The Model Context Protocol (MCP) is an open-source standard designed to connect LLMs to data sources, developer tools, and external environments. MCP establishes a bidirectional communication channel between client applications (like Cursor, Claude Desktop, or custom agent systems) and servers hosting data or capabilities. Standardizing instructions via SKILL.md enables LLMs to query databases, read local files, execute terminal commands, and integrate third-party APIs. SkillMD allows you to find ready-to-run MCP servers and prompt instructions for various occupations and technical tasks.
The Structure of a Professional SKILL.md File
A valid SKILL.md configuration is designed to be easily read by humans and parsed by LLMs. It contains precise system instructions, trigger conditions, required parameters, and execution examples. Below is the typical architectural blueprint of a professional agent skill:
- Metadata & Core Scope: Declares the name of the skill, author details, target models, and a description of the capability.
- Triggers & Intent Detection: Details semantic triggers that help the agent decide when to invoke this skill.
- System Prompts: Explicit system-level instructions that direct the agent's behavior, personality, safety guardrails, and formatting preferences.
- Capabilities & Tools: Lists the files, databases, or APIs the agent must access to complete the tasks.
- Few-Shot Examples: Demonstrates real inputs and outputs, helping the model generalize behavior through in-context learning.
Optimizing Agent Workflows for Modern LLMs
Writing effective agent skills requires deep knowledge of prompt engineering. With the release of advanced reasoning models like Claude 3.5 Sonnet, ChatGPT o1, and DeepSeek-V3, prompt templates must focus on structured thinking. Developers are encouraged to use XML tags (e.g., <thought>, <context>, and <rules>) to isolate execution boundaries.

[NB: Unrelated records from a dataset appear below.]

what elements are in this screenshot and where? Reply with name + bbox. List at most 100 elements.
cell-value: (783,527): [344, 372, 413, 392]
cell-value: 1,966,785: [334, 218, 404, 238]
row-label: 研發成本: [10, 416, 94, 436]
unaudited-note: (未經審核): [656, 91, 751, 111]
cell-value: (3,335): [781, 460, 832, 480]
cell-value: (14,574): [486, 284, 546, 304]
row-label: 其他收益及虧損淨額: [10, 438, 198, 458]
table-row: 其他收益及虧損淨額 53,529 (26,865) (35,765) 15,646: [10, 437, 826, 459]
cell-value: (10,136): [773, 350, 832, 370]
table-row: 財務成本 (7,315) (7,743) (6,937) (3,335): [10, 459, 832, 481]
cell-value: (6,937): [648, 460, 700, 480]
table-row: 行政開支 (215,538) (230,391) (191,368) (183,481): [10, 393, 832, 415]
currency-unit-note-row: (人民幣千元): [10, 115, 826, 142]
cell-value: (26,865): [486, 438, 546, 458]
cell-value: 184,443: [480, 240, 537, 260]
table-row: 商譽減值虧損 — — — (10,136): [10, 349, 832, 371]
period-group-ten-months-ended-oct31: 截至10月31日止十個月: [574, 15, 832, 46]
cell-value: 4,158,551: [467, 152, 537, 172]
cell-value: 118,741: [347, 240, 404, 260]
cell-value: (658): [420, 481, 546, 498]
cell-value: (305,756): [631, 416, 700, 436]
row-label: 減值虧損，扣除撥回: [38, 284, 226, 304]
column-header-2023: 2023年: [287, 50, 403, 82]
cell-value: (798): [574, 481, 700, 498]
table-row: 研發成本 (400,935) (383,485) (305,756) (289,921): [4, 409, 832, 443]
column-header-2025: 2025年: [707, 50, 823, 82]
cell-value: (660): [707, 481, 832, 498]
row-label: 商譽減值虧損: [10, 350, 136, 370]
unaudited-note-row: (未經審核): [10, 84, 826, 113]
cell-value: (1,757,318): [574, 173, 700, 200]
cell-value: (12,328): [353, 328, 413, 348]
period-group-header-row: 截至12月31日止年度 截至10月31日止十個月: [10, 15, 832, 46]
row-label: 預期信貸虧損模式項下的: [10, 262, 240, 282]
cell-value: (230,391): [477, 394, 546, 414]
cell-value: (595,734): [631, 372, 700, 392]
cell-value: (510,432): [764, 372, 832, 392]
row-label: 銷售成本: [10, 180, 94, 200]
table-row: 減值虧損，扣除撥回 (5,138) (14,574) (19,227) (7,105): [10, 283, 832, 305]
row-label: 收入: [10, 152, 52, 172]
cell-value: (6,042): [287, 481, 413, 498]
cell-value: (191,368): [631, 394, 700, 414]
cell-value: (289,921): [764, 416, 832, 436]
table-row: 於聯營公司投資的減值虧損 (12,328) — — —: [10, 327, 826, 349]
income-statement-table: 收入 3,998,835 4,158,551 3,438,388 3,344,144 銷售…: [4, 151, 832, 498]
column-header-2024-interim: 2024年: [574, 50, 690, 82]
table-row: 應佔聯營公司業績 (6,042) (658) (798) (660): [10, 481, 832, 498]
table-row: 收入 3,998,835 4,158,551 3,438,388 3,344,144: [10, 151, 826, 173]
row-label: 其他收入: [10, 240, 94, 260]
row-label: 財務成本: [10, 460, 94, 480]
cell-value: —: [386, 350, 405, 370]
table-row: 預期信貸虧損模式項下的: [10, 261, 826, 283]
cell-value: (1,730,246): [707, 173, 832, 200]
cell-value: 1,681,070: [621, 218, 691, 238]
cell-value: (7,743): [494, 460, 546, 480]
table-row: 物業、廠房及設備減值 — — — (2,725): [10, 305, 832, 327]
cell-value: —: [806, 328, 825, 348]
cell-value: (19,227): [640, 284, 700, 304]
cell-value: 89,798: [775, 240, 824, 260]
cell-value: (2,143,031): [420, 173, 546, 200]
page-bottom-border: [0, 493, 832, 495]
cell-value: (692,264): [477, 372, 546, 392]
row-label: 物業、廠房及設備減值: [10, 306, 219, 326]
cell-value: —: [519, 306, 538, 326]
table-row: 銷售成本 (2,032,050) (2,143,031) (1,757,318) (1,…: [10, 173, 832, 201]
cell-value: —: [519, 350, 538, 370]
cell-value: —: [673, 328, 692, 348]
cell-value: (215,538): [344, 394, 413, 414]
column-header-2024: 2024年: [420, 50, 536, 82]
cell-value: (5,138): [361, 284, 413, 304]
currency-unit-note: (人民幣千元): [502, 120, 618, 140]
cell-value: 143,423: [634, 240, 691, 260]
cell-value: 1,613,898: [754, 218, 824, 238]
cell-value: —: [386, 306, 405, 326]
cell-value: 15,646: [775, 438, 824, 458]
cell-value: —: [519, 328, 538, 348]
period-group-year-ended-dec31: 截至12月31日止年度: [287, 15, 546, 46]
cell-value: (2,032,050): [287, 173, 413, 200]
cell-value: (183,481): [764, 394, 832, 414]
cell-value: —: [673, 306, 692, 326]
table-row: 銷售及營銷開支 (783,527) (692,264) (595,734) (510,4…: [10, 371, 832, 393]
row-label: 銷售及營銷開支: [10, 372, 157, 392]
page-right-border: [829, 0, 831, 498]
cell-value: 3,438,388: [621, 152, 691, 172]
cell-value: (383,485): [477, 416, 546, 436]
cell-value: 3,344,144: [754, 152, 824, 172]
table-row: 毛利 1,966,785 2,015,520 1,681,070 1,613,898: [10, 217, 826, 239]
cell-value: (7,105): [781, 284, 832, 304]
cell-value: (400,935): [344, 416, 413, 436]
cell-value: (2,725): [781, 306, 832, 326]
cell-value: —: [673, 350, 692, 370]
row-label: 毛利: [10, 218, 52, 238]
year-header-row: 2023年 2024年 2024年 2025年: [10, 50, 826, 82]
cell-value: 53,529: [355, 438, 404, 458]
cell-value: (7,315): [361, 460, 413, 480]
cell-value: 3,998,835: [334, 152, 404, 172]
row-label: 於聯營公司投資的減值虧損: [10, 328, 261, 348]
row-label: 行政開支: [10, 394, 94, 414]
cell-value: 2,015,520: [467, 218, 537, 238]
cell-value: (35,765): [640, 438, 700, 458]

Standardized prompts prevent agents from suffering from context drift, ensuring that long-running tasks remain aligned with the initial system parameters.
Exploring by SOC Occupations and Creator Profiles
What makes SkillMD unique is its taxonomy. Instead of simple text search, we parse and organize files according to the Standard Occupational Classification (SOC) system. This means you can discover skills written for Computer and Mathematical roles, Business and Financial operations, Legal, Design, and and Educational Instruction fields. By tracking creator profiles, developers can study how different teams organize their custom instructions, compare version updates, and fork public configs for specialized enterprise use cases.
SkillMD operates as a high-performance index running on a fast Go backend and a highly responsive Astro SSR frontend. All search queries execute in milliseconds, featuring smart debouncing to prevent multiple API requests while keeping user data secure. Join our community of developers to standardize your AI agent instructions and optimize your LLM prompting workflows today.
Frequently Asked Questions
A practical guide to agent skills: what they are, how to inspect them, and how SkillMD helps you explore the ecosystem.